Father Le Loutre's War

Other workrepresentative

John Gorham (Goreham, Gorum) (12 December 1709-December 1751) was a New England Ranger and was the first significant British military presence on the frontier of Nova Scotia and Acadia to remain in the region for a substantial period after the Conquest of Acadia (1710). He established the famous "Gorham's Rangers". He also commissioned two armed vessels: the Anson (Captain John Beare) and the Warren (70 tons, Captain Jonathan Davis), who patrolled off Nova Scotia.[1]

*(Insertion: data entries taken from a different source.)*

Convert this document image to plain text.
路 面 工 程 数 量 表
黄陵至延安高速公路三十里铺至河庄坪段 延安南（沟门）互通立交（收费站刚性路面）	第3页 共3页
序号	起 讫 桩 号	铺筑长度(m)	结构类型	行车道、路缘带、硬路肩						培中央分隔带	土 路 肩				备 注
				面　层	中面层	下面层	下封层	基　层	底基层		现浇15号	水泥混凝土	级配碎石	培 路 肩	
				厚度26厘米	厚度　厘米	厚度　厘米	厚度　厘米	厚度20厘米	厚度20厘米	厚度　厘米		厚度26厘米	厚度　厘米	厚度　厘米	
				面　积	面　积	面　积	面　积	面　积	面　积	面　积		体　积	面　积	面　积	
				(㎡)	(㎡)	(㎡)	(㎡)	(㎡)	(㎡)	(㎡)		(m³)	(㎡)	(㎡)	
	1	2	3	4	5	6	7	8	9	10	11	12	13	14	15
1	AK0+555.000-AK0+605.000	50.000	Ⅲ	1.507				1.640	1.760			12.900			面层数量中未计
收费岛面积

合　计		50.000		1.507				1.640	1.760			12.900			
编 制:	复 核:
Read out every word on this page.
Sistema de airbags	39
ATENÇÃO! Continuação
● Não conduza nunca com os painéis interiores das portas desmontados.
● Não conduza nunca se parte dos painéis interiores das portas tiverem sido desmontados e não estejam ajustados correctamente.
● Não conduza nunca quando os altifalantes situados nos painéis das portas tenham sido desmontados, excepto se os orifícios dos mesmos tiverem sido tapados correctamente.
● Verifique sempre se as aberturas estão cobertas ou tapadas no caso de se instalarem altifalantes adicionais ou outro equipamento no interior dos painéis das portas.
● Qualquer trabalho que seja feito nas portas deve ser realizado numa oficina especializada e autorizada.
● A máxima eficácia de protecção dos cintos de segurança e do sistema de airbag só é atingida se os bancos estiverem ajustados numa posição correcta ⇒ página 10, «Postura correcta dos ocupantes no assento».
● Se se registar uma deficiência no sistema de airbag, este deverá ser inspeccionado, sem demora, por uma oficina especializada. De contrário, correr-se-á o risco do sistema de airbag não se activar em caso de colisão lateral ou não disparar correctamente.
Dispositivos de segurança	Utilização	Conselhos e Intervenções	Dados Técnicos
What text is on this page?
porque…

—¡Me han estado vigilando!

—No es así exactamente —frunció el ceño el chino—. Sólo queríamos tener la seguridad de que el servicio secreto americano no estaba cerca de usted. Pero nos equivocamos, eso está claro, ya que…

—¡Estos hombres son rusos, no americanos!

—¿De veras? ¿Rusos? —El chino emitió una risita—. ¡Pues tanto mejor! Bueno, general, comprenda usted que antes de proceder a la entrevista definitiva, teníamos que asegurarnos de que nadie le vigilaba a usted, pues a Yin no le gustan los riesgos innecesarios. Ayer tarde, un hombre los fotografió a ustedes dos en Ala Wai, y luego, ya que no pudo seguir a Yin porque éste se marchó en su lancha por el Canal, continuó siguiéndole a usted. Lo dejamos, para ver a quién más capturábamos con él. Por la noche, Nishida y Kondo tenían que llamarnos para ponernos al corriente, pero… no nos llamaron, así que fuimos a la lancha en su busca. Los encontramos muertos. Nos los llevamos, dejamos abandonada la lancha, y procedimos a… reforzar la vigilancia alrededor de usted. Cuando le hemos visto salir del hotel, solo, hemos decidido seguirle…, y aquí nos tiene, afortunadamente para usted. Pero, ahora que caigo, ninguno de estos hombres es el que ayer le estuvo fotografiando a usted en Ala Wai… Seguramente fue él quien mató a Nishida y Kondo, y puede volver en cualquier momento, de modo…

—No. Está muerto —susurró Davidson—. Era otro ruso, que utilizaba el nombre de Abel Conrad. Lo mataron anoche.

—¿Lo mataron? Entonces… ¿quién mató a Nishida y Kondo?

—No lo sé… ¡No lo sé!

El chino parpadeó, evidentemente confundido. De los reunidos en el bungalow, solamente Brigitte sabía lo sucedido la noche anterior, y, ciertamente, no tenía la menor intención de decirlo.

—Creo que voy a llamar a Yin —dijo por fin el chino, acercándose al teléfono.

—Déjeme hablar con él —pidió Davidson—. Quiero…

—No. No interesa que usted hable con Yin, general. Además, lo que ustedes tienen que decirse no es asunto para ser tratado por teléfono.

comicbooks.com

Gorham was first commissioned captain of a provincial auxiliary company in June 1744, and was promoted to lieutenant-colonel in the 7th Massachusetts provincial Infantry Regiment in February 1745. Two years later, in 1747, he was commissioned captain of an independent company in the British Army when his unit was adopted into the regular army. He is sometimes confused with his father, Shubael Gorham (born in Barnstable, Massachusetts, 2 September 1686; died at Louisbourg, Nova Scotia, 20 February 1746),[2] a provincial colonel during King George's War. He was the one of only a handful of American rangers - including, Gorham, his younger brother Joseph Gorham, Benoni Danks, and later Robert Rogers - to earn commissions in the British Army.[3] John Gorham was active during King George's War and Father Le Loutre’s War.

  1. ^ Landry, Peter. "Historical Biographies, Nova Scotia: John Gorham (1709–1751)". blupete.com. Retrieved 2015-07-19.
  2. ^ Wilson, J. G.; Fiske, J., eds. (1900). "Gorham, Shubael" . Appletons' Cyclopædia of American Biography. New York: D. Appleton.
  3. ^ Grenier, 2005, p. 76. Some historians, other than Grenier, contend this argument about who received these commissions first is not only flawed but irrelevant. Dozens of Americans received commissions from the British army in King George's War and the French and Indian War. For instance, several dozen were commissioned in the 50th and 51st regiments recruited in 1754–55. Yet Rogers' commission is often singled out as exceptional. While amateur ranger enthusiasts are fascinated by this, just why it matters is unclear.